While the benefits for each organization depend on how Scrum is used and the needs you choose to address, you can expect tangible benefits. You'll likely see a significant and sustainable bottom-line improvement with Scrum compared to more traditional product execution approaches. The benefits of Scrum will allow for additional investments in other areas that can, in turn, evolve into further gains for your organization.
Less obvious yet tremendously important is the fact that Scrum also drives risk avoidance. When a company decides to invest, there's at least some element of risk. Products and projects carry a lot of uncertainties that contribute to those risks, such as:
When you consider these risks and more, depending on the project, the business impact can be considerable. "Scrum tries to pull risk upstream and address it earlier. With Scrum we avoid those 'death march' projects where the things we worried about on Day One are suddenly coming true and are impossible to fix before release," says Bob Hartman, Certified Scrum Trainer®.
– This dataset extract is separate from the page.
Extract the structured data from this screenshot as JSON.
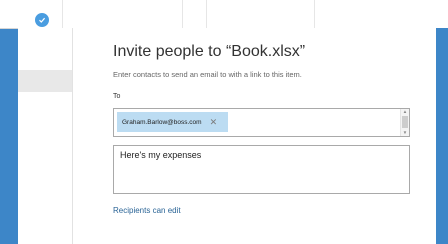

Scrum also lowers internal risks. When your employees are members of self-managed teams, they feel more engaged in their work -- which leads to a greater sense of job satisfaction and a lower turnover rate. Highly engaged employees also produce better-quality work, minimizing the likelihood of mistakes. "People underestimate the power of the positive influence of always getting things done. When you make the people you have happier, it improves customer satisfaction, improves quality, and improves productivity," says Hartman.
Scrum delivers risk reduction in a number of other ways as well. In the State of Scrum Report, 41 percent of organizations that embrace Scrum said they do it to help fulfill customer needs. The ability to have customer representation in your product or service development eliminates much of the uncertainty associated with launching a solution. It also allows potential issues to be identified earlier in the development cycle, improving the visibility of risks. That makes corrective actions quicker and cheaper and reduces the impact of those issues.
At a macro level, Scrum's short-solution development cycles act as early warning systems for a project that's misaligned with market or customer needs. This allows you to identify projects likely to fail and terminate them earlier in the development cycle. By doing so, you reduce project portfolio costs and lower the risk of developing a product that will fail in the marketplace.
Anything you can do to reduce known and (perhaps more important) unknown risks, the better off your organization will be. With Scrum, you'll reduce your need for reserves and spend less money on risk management and recovery. Better risk control will also reduce exposure in areas as diverse as regulatory compliance, public perception, and the ability to hire and retain top talent.
Related: How to Measure Scrum Success
Scrum isn't just about the bottom line. In fact, money isn't the biggest driver of Scrum for many organizations. As the State of Scrum Report indicates, there are many reasons for leveraging Scrum. However, Scrum benefits often lead to real financial gains, and while they are by-products rather than primary drivers, they are no less significant.